While the acoustic practices that underscore Musiques Vertes display a deep resonance with those embarked upon by artists like Akio Suzuki, Toshiya Tsunoda, and Jeph Jerman, the structural resemblance, held deeply within utopian avant-garde principles, falls far closer to experimental electronic works that might have emerged from experimental electronic studios like Groupe de Recherches Musicales or EMS during roughly the same era, or subtle object oriented efforts in free improvisation. Bubbling textures and atonalities, blended with sounds from the natural environment, intermingle with staggering tonalities – ranging from the explicitly music to mimicry of birdsong – and rattling percussive passages, producing striking moments of abstraction that retain a remarkable sense of humanity and ease.
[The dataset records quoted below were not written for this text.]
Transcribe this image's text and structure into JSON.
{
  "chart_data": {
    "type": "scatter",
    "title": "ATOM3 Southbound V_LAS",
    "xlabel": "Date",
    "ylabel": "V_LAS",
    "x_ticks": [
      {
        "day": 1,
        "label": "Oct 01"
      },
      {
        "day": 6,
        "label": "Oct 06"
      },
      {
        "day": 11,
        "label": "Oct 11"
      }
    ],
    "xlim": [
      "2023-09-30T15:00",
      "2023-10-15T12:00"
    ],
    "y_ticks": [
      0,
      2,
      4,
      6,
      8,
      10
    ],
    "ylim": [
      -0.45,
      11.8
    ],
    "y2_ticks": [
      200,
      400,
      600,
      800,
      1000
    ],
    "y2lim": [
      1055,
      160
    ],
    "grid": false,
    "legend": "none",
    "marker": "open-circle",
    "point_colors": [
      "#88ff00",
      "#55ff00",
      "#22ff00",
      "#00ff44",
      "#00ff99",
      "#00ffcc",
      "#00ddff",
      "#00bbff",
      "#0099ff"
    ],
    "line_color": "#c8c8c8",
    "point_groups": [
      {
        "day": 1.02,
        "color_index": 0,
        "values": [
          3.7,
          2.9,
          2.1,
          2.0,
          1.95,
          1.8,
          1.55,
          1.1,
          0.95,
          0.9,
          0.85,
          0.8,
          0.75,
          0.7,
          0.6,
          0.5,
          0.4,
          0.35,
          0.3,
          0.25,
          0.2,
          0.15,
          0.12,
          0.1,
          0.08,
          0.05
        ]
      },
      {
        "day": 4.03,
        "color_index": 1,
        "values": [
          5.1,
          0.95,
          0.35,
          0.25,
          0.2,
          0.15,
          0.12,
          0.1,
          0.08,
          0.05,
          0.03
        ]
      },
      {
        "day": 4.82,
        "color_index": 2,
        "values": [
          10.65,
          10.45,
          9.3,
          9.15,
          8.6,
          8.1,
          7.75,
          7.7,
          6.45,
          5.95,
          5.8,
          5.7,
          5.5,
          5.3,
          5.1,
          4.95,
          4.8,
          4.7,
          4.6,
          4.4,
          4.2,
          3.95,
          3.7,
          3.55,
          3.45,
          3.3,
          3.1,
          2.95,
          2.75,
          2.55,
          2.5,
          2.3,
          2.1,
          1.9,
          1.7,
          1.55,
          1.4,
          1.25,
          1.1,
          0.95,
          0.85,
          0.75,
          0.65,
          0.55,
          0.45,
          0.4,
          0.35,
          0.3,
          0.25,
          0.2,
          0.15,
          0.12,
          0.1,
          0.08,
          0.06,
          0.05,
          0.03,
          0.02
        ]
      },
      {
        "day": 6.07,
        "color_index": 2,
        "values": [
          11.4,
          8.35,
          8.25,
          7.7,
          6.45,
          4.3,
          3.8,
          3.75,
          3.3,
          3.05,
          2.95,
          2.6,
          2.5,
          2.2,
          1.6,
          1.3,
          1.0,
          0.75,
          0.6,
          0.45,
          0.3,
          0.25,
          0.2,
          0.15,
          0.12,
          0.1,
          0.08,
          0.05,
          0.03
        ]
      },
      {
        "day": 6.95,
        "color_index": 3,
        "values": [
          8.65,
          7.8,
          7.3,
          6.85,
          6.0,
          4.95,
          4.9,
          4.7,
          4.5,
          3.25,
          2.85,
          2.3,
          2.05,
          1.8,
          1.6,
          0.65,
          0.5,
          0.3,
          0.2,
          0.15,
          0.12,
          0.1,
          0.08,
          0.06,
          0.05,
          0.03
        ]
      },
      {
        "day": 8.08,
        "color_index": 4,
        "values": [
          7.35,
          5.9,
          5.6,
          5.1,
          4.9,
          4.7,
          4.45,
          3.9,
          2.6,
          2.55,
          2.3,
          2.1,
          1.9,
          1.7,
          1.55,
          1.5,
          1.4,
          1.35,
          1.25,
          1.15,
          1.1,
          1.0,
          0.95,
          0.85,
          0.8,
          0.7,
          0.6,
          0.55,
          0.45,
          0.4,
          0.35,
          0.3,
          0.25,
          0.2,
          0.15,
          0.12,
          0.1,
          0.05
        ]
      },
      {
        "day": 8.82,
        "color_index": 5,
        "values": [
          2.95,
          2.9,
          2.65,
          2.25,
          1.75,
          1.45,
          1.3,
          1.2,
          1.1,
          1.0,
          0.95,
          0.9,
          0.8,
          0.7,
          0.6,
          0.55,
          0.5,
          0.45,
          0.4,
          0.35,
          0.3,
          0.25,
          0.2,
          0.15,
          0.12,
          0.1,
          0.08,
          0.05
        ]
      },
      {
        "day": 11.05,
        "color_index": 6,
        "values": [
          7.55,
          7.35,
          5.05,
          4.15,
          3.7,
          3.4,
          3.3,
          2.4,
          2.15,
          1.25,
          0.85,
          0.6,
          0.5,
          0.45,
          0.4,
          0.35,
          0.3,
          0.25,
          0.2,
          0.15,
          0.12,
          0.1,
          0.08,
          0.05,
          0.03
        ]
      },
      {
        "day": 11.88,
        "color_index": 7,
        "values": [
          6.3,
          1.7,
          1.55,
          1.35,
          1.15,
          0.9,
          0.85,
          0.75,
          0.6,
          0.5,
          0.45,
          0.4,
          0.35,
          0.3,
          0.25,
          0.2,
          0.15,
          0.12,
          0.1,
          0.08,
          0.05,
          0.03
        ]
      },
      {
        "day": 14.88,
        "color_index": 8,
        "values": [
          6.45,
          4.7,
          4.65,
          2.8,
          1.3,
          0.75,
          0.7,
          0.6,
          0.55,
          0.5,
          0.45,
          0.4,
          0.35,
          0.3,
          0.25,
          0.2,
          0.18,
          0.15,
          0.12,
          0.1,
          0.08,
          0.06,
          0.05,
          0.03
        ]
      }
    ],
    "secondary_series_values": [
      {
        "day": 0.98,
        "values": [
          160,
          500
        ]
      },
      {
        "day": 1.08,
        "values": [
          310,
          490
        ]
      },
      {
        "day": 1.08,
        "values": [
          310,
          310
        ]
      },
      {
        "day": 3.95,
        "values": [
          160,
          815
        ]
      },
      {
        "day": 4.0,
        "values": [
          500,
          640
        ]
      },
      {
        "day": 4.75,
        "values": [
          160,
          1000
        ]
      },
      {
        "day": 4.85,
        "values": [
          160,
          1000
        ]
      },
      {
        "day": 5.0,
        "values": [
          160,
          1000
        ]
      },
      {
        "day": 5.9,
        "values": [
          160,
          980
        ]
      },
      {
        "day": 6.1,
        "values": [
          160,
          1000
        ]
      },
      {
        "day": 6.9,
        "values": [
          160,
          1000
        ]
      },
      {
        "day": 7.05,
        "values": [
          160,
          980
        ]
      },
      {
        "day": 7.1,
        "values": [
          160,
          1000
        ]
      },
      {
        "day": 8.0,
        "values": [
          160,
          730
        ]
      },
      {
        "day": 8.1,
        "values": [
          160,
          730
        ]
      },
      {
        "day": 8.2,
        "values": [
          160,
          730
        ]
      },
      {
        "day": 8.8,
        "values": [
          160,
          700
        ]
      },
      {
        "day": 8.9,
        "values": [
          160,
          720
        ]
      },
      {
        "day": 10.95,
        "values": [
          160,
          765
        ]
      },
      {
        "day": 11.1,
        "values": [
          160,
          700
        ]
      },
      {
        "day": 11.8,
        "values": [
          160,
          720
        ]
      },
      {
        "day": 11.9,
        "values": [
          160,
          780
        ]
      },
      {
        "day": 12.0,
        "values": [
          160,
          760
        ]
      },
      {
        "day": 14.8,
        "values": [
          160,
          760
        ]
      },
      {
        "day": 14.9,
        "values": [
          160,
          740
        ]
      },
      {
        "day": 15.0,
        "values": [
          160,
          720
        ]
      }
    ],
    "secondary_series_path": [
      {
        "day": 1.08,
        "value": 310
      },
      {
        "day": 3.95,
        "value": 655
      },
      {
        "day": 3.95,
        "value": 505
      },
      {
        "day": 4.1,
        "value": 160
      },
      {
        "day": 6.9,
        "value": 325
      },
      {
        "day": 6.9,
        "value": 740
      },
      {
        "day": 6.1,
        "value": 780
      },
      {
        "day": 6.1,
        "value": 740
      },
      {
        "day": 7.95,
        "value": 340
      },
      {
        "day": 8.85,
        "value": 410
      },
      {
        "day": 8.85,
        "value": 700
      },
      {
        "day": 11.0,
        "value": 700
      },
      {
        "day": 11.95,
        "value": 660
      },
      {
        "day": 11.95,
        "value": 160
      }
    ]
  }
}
In many ways, Musiques Vertes offers new dimensions to those observations made by ethnomusicologist, Charles Duvelle, about the sonic resonance displayed between numerous forms of folk music and the attempts of the 20th Centurt avant-garde, producing something that is simultaneously both; a radical music of purpose and play, made by people who belong to everyday life. This is a visionary and joyous music that links the future with the past. A music of possibility, humanity, warmth and hope, that connects the actions of human creativity to nature and the tools it naturally produced.
Emerging in the final days of 2021, Holidays Records stunning vinyl reissue of Jean-Yves Bosseur’s Musiques Vertes is one of the most engrossing and wonderful listening experiences we’ve had all year. It’s pure magic. Including a stunning booklet that features extensive liner notes about each work and the processes and instruments that created it – in both English and French, as well as mesmerizing photos of some of the instruments and players, it’s impossible to recommend enough.